On Wed, Oct 26, 2005 at 04:34:17PM +0200, Kay Sievers wrote:
> > Semantics for events depends on which objects you are interested in.
> > Existing ones do not match _any_ of the real objects and I have no
> > idea what exactly had been intended for them. I've asked gregkh, but
> > he didn't remember that either. Apparently they are used by different
> > people as (bad) approximations to different things. Which doesn't work
> > well. And until somebody cares to describe what exactly are they trying
> > to watch the situation obviously won't improve.
>
> They are actually events for claim/release of a block device. As uevents
> are bound to kobjects we needed to send these events from an existing device
> which is the blockdev itself.
>
> Sure, the event itself, has nothing to do with a filesystem. The names are
> like this for historical reasons and "CLAIM/RELEASE" may be less confusing.

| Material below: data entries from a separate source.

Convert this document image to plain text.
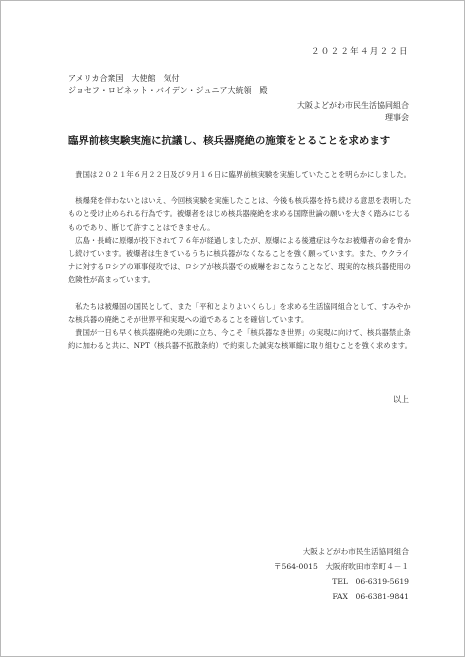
２０２２年４月２２日
アメリカ合衆国　大使館　気付
ジョセフ・ロビネット・バイデン・ジュニア大統領　殿
大阪よどがわ市民生活協同組合
理事会
臨界前核実験実施に抗議し、核兵器廃絶の施策をとることを求めます

貴国は２０２１年６月２２日及び９月１６日に臨界前核実験を実施していたことを明らかにしました。

核爆発を伴わないとはいえ、今回核実験を実施したことは、今後も核兵器を持ち続ける意思を表明したものと受け止められる行為です。被爆者をはじめ核兵器廃絶を求める国際世論の願いを大きく踏みにじるものであり、断じて許すことはできません。

広島・長崎に原爆が投下されて７６年が経過しましたが、原爆による後遺症は今なお被爆者の命を脅かし続けています。被爆者は生きているうちに核兵器がなくなることを強く願っています。また、ウクライナに対するロシアの軍事侵攻では、ロシアが核兵器での威嚇をおこなうことなど、現実的な核兵器使用の危険性が高まっています。

私たちは被爆国の国民として、また「平和とよりよいくらし」を求める生活協同組合として、すみやかな核兵器の廃絶こそが世界平和実現への道であることを確信しています。

貴国が一日も早く核兵器廃絶の先頭に立ち、今こそ「核兵器なき世界」の実現に向けて、核兵器禁止条約に加わると共に、NPT（核兵器不拡散条約）で約束した誠実な核軍縮に取り組むことを強く求めます。

以上
大阪よどがわ市民生活協同組合
〒564-0015　大阪府吹田市幸町４－１
TEL　06-6319-5619
FAX　06-6381-9841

> The events are used as a trigger to rescan /proc/mounts instead of polling
> it constantly.
But that makes no sense. /proc/*/mounts changes when mount tree changes.
Which is obviously not an event happening to block devices. Moreover,
changes of mount tree may involve no changes in the set of active filesystems
or be separated in time from such changes by arbitrary intervals.
Looks like seriously wrong assumptions in userland code working with these
events... _IF_ you want to keep track of /proc/*/mounts changes, the obvious
solution would be to implement ->poll() for them. However, if you are
really interested in block devices, keep in mind that
* getting them claimed happens before your event is generated
* eventually the filesystem claiming them becomes active (or doesn't,
if mount fails)
* eventually an active fs may (or may not) become visible in mount
tree.
* not every umount leads to deactivation
* deactivation can happen long after the fs is no longer present in
mount tree
* fs may become visible in mount tree again without being deactivated
and activated again - (mount /dev/foo /mnt; exec </mnt/bar; umount -l /mnt;
sleep 100; mount /dev/foo /tmp/barf) in case of block filesystem will do just
that; fs gets activated, mounted, unmounted and mounted again 100 seconds
later.
* deactivated fs gives up its claim on device(s). Incidentally,
your UMOUNT event is triggered before either thing happens; any amount of
IO on the device(s) can happen after it.
Oh, and there are things other than filesystems that can (and do) claim
block devices.
So what's really going on? If you want to know when device gets busy, you
need events in fs/block_dev.c and no expectation regarding /proc/mounts.
If you want to know when mount tree changes, you need events on attach_mnt/
detach_mnt (and I would seriously suggest ->poll() rather than wanking with
events). If you want something more complex, you might or might not be
SOL, depending on what you are trying to achieve.